The high price of failure in North Korea
Thursday, March 18, 2010
The Guardian reports that there's more than just career risk when you fail at monetary reform in North Korea - you could lose your life, as Pak Nam-gi apparently just did.
North Korea has executed a senior official blamed for currency reforms that damaged the already ailing economy and potentially affected the succession, a news agency in South Korea reported today.If you're not familiar with the story, you might be interested to know that North Korea introduced a new local currency a while back that could be exchanged for the old currency at 1-to-100 in an attempt to control inflation and drive out foreign currencies that were thriving on a very active black market.
Pak Nam-gi was killed by firing squad last week, said Yonhap, citing multiple sources. The Workers party chief for planning and the economy had not been seen in public since January.
The 77-year-old was put to death as "a son of a bourgeois conspiring to infiltrate the ranks of revolutionaries to destroy the national economy", the agency said.
But it reported that many North Koreans did not believe the explanation, citing one source who said: "The mood is the leadership has made Pak Nam-gi a scapegoat."
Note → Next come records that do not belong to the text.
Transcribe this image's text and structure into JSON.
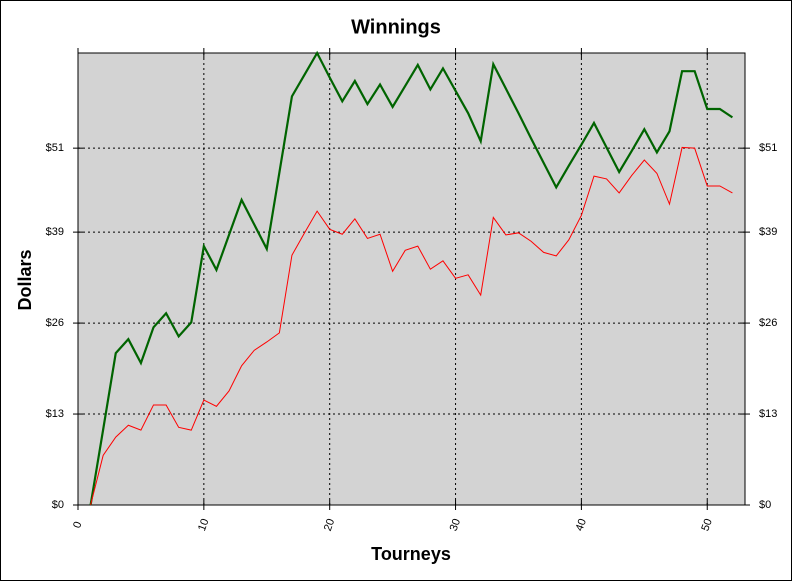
{
  "chart_data": {
    "type": "line",
    "title": "Winnings",
    "x_label": "Tourneys",
    "y_label": "Dollars",
    "x": [
      1,
      2,
      3,
      4,
      5,
      6,
      7,
      8,
      9,
      10,
      11,
      12,
      13,
      14,
      15,
      16,
      17,
      18,
      19,
      20,
      21,
      22,
      23,
      24,
      25,
      26,
      27,
      28,
      29,
      30,
      31,
      32,
      33,
      34,
      35,
      36,
      37,
      38,
      39,
      40,
      41,
      42,
      43,
      44,
      45,
      46,
      47,
      48,
      49,
      50,
      51,
      52
    ],
    "series": [
      {
        "color": "#006400",
        "width": 2.2,
        "values": [
          0,
          10.8,
          21.7,
          23.7,
          20.3,
          25.4,
          27.4,
          24.1,
          26.1,
          37,
          33.6,
          38.6,
          43.6,
          40.1,
          36.6,
          47.5,
          58.4,
          61.5,
          64.6,
          61.1,
          57.7,
          60.6,
          57.3,
          60.1,
          56.9,
          59.9,
          62.9,
          59.4,
          62.4,
          59.2,
          56,
          52,
          63,
          59.5,
          56,
          52.4,
          48.9,
          45.4,
          48.5,
          51.5,
          54.6,
          51.1,
          47.6,
          50.6,
          53.7,
          50.4,
          53.4,
          62,
          62,
          56.6,
          56.6,
          55.4
        ]
      },
      {
        "color": "#ff0000",
        "width": 1,
        "values": [
          0,
          7.1,
          9.7,
          11.4,
          10.7,
          14.3,
          14.3,
          11.1,
          10.7,
          15,
          14.1,
          16.3,
          19.9,
          22.1,
          23.3,
          24.6,
          35.7,
          38.9,
          42,
          39.4,
          38.7,
          40.9,
          38.1,
          38.7,
          33.4,
          36.4,
          37,
          33.7,
          34.9,
          32.4,
          32.9,
          30,
          41.1,
          38.6,
          38.9,
          37.7,
          36.1,
          35.6,
          37.9,
          41.4,
          47,
          46.6,
          44.6,
          47.1,
          49.3,
          47.4,
          43,
          51.1,
          51,
          45.6,
          45.6,
          44.6
        ]
      }
    ],
    "xlim": [
      0,
      53
    ],
    "xticks": [
      0,
      10,
      20,
      30,
      40,
      50
    ],
    "ylim": [
      0,
      64.6
    ],
    "yticks": [
      {
        "value": 0,
        "label": "$0"
      },
      {
        "value": 13,
        "label": "$13"
      },
      {
        "value": 26,
        "label": "$26"
      },
      {
        "value": 39,
        "label": "$39"
      },
      {
        "value": 51,
        "label": "$51"
      }
    ],
    "grid": true,
    "background": "#d3d3d3"
  }
}
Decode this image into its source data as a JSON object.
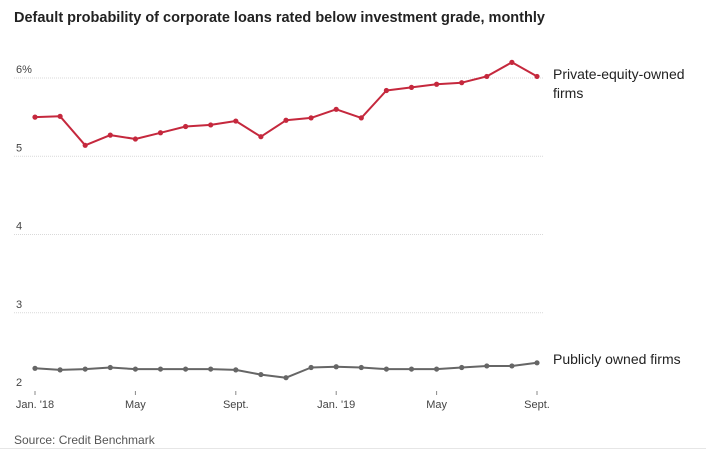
{
  "title": "Default probability of corporate loans rated below investment grade, monthly",
  "source": "Source: Credit Benchmark",
  "chart_data": {
    "type": "line",
    "title": "Default probability of corporate loans rated below investment grade, monthly",
    "xlabel": "",
    "ylabel": "",
    "ylim": [
      2,
      6
    ],
    "yticks": [
      "2",
      "3",
      "4",
      "5",
      "6%"
    ],
    "xtick_labels": [
      "Jan. '18",
      "May",
      "Sept.",
      "Jan. '19",
      "May",
      "Sept."
    ],
    "x": [
      "2018-01",
      "2018-02",
      "2018-03",
      "2018-04",
      "2018-05",
      "2018-06",
      "2018-07",
      "2018-08",
      "2018-09",
      "2018-10",
      "2018-11",
      "2018-12",
      "2019-01",
      "2019-02",
      "2019-03",
      "2019-04",
      "2019-05",
      "2019-06",
      "2019-07",
      "2019-08",
      "2019-09"
    ],
    "grid": true,
    "legend": "inline-right",
    "series": [
      {
        "name": "Private-equity-owned firms",
        "color": "#c5283d",
        "values": [
          5.5,
          5.51,
          5.14,
          5.27,
          5.22,
          5.3,
          5.38,
          5.4,
          5.45,
          5.25,
          5.46,
          5.49,
          5.6,
          5.49,
          5.84,
          5.88,
          5.92,
          5.94,
          6.02,
          6.2,
          6.02
        ]
      },
      {
        "name": "Publicly owned firms",
        "color": "#666666",
        "values": [
          2.29,
          2.27,
          2.28,
          2.3,
          2.28,
          2.28,
          2.28,
          2.28,
          2.27,
          2.21,
          2.17,
          2.3,
          2.31,
          2.3,
          2.28,
          2.28,
          2.28,
          2.3,
          2.32,
          2.32,
          2.36
        ]
      }
    ]
  }
}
Like most such attempts, this move did not produce the desired results - prices soared, hoarding increased, people starved - and, in the process, it wiped out the meager savings of many citizens while benefiting state workers who were paid in the new currency.
1 comments:
Hopefully, some out of work engineer/realtor/ guy will figure out that politicians/bankers are to blame and not the ex-wife and take matters into his own hands. Unlike Mr. Beck, I don't think this gets resolved peacefully.